La bourgeoisie assume

Nous sommes allés poser la question au principal intéressé, Serge Terraz, président de la bourgeoisie de Saint-Imier et propriétaire des terres sur lesquelles le projet sera amené à se déployer. Est-il mû uniquement par l’appât du gain? Il balaie cette affirmation d’un revers de la main, même s’il ne dévoile pas le montant que la bourgeoisie va empocher grâce à cette double location. «Evidemment que cette rétribution est bienvenue. Nous sommes une corporation de droit public, à but non lucratif. Cet argent nous servira – comme on le fait depuis des générations – à réinvestir à Saint-Imier, notamment pour améliorer la biodiversité des pâturages boisés des Eloyes.»
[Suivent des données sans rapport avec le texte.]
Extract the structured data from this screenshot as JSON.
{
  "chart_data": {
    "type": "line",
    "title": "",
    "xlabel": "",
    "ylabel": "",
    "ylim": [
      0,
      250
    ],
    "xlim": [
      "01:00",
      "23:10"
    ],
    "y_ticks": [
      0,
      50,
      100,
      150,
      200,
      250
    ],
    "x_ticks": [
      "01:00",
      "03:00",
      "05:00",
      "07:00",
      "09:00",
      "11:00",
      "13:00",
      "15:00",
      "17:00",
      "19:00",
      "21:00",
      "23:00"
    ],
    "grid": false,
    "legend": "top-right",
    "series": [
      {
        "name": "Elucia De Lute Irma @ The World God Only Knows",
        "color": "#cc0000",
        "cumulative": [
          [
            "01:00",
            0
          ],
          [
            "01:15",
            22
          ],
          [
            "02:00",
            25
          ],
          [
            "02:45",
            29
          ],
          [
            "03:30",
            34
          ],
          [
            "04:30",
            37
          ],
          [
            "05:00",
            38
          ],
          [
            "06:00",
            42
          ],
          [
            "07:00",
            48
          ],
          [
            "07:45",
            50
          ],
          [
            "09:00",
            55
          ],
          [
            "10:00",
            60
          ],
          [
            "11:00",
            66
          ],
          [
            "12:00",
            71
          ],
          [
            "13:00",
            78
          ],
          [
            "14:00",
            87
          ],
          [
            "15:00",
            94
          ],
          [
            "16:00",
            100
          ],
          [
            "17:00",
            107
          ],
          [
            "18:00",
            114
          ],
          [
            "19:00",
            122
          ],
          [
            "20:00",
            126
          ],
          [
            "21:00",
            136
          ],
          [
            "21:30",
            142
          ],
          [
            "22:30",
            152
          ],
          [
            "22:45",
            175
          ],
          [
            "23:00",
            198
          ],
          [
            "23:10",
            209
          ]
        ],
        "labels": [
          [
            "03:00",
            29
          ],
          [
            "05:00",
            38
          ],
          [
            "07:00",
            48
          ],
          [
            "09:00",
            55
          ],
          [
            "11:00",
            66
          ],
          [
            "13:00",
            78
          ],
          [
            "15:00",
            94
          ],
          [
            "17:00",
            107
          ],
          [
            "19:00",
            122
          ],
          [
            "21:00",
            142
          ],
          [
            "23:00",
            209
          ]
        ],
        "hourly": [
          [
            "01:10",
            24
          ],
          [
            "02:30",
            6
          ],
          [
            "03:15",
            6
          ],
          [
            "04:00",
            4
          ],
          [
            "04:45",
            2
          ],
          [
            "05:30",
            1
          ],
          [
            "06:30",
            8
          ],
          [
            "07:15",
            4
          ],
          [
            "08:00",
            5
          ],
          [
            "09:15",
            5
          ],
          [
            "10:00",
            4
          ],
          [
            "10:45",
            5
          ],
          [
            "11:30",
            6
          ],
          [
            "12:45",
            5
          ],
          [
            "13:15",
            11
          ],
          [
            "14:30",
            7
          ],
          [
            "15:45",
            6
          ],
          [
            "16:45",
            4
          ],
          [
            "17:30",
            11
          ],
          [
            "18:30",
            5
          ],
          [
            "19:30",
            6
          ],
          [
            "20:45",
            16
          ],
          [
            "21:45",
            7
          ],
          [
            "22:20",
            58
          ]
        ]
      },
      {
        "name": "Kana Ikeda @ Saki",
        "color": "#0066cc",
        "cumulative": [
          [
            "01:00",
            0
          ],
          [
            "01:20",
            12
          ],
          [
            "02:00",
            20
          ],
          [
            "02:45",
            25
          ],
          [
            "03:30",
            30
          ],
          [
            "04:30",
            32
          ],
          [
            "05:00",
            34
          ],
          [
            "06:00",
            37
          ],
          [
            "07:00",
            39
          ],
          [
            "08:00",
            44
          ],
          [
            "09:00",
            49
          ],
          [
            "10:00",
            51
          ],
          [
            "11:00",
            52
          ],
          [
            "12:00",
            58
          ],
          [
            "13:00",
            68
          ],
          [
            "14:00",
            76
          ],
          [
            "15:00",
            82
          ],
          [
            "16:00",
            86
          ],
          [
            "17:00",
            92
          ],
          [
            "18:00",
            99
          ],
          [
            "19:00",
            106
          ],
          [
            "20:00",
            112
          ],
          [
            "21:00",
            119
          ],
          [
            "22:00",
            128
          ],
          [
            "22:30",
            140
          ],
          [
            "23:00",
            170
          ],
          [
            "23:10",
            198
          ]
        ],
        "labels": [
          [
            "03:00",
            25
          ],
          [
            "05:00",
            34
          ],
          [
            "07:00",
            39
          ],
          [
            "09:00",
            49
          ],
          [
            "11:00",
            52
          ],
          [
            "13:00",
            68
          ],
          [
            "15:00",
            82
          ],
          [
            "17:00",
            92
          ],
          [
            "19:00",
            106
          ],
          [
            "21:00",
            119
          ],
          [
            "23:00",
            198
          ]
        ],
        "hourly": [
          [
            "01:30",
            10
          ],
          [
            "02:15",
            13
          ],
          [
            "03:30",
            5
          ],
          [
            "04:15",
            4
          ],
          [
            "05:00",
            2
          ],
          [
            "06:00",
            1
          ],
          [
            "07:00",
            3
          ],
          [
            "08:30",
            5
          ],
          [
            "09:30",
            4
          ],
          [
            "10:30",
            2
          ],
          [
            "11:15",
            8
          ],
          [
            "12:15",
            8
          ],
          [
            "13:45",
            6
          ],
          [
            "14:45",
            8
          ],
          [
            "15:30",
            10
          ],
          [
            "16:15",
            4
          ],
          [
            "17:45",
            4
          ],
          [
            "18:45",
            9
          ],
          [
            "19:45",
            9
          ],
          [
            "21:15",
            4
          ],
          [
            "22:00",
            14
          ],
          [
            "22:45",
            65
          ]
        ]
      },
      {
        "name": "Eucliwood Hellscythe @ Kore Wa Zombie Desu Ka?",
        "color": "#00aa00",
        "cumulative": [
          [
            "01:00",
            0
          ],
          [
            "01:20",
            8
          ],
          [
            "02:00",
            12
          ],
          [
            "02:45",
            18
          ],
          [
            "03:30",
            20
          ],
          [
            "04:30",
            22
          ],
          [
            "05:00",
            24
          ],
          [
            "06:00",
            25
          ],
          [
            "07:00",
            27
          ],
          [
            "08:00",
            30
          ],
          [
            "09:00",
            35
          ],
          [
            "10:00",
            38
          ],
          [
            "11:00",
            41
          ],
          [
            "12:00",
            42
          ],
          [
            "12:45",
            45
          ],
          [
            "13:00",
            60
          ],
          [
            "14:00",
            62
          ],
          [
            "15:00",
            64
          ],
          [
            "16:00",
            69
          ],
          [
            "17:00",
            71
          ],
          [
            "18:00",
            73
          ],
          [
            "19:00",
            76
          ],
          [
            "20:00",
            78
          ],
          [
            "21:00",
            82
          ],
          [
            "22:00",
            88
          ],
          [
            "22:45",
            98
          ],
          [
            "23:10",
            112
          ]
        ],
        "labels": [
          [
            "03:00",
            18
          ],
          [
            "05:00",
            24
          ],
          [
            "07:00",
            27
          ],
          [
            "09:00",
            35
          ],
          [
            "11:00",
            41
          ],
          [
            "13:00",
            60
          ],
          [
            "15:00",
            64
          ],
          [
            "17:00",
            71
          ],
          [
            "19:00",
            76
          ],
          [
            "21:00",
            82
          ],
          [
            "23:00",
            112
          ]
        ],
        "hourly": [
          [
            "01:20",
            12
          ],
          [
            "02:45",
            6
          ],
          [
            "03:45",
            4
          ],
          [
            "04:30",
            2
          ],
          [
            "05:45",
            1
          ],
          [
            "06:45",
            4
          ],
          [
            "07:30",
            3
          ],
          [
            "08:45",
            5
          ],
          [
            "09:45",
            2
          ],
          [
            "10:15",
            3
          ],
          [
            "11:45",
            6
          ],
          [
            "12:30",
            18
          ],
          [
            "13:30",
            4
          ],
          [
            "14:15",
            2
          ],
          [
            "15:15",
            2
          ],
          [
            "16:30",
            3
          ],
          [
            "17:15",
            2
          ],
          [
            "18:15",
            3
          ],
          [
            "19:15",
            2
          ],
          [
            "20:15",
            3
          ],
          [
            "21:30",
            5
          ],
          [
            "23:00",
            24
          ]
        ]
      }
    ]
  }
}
Serge Terraz, président de la bourgeoisie de Saint-Imier: «Nos prédécesseurs ont eu l’audace d’accueillir cette centrale solaire. On s’inscrit dans ce mouvement.»
Photo: Louis Dasselborne

Car en dix ans, en raison des sécheresses, le nombre d’épicéas présents sur le site est passé de 1332 à 900, rongés par le bostryche. «De plus, les mesures de compensation de 650 000 francs offertes par les promoteurs nous permettront de reboiser rapidement la zone et de contrer les effets du réchauffement climatique. Sans cela, c’est certain, nous n’aurions pas les moyens de le faire», constate celui qui préside la bourgeoisie depuis treize ans.

S’il admet que les structures photovoltaïques impacteront notablement la vue sur les Alpes et le Chasseral, Serge Terraz tient à rappeler: «Il y a une trentaine d’années, nos prédécesseurs ont eu l’audace d’accueillir cette centrale solaire à Mont-Soleil. Une énergie dont personne ne voulait et qui a permis de faire avancer la recherche et est devenue une référence dans le monde entier. On s’inscrit dans ce mouvement.»

Et puis, l’un des slogans des opposants affiché sur la route de la centrale – «Des panneaux photovoltaïques oui, mais sur nos toits, pas dans nos pâturages!» – lui reste en travers de la gorge. Et de rappeler que ces pâturages appartiennent à la bourgeoisie.

L’esprit pionnier de Saint-Imier?

Dans son bureau, Corentin Jeanneret, le maire de la commune, tiré à quatre épingles, reconnaît que le sujet est hautement émotionnel. C’est pourquoi le législatif, sur recommandation de l’exécutif, a décidé de laisser le peuple trancher le 9 juin. Le Conseil de ville n’injectera pas un centime dans le projet. «La commune a un rôle de facilitateur. Il est faux de dire qu’elle vend son âme au diable. Nous avons obtenu des garanties de la part des porteurs du projet, assure-t-il. Ils prendront en charge les coûts relatifs à l’usure des routes due aux travaux et la société anonyme qui exploitera la centrale sera domiciliée à Saint-Imier, ce qui nous assure une contribution fiscale.»

Corentin Jeanneret, le maire de Saint-Imier: «Il est faux de dire que la commune vend son âme au diable. Nous avons obtenu des garanties de la part des porteurs de projet.»
Photo: Louis Dasselborne

Le maire, âgé de 28 ans, assure comprendre les réticences des opposants: «Je les ai même reçus dans mon bureau mais, à un moment donné, il faut aller de l’avant.» Et de souligner l’esprit pionnier qui fait selon lui l’ADN de Saint-Imier. Il désigne un panneau publicitaire où s’affiche: «Saint-Imier, terre d’énergies.» «Energies au pluriel, précise-t-il. Ce «s» symbolise notre esprit pionnier. L’énergie horlogère, l’énergie ouvrière, berceau de l’anarchisme, ou encore l’énergie renouvelable. A l’époque, quand nous avons dit oui à l’énergie solaire, nous étions passés pour des fous. Aujourd’hui, plus personne ne songerait à revenir en arrière.»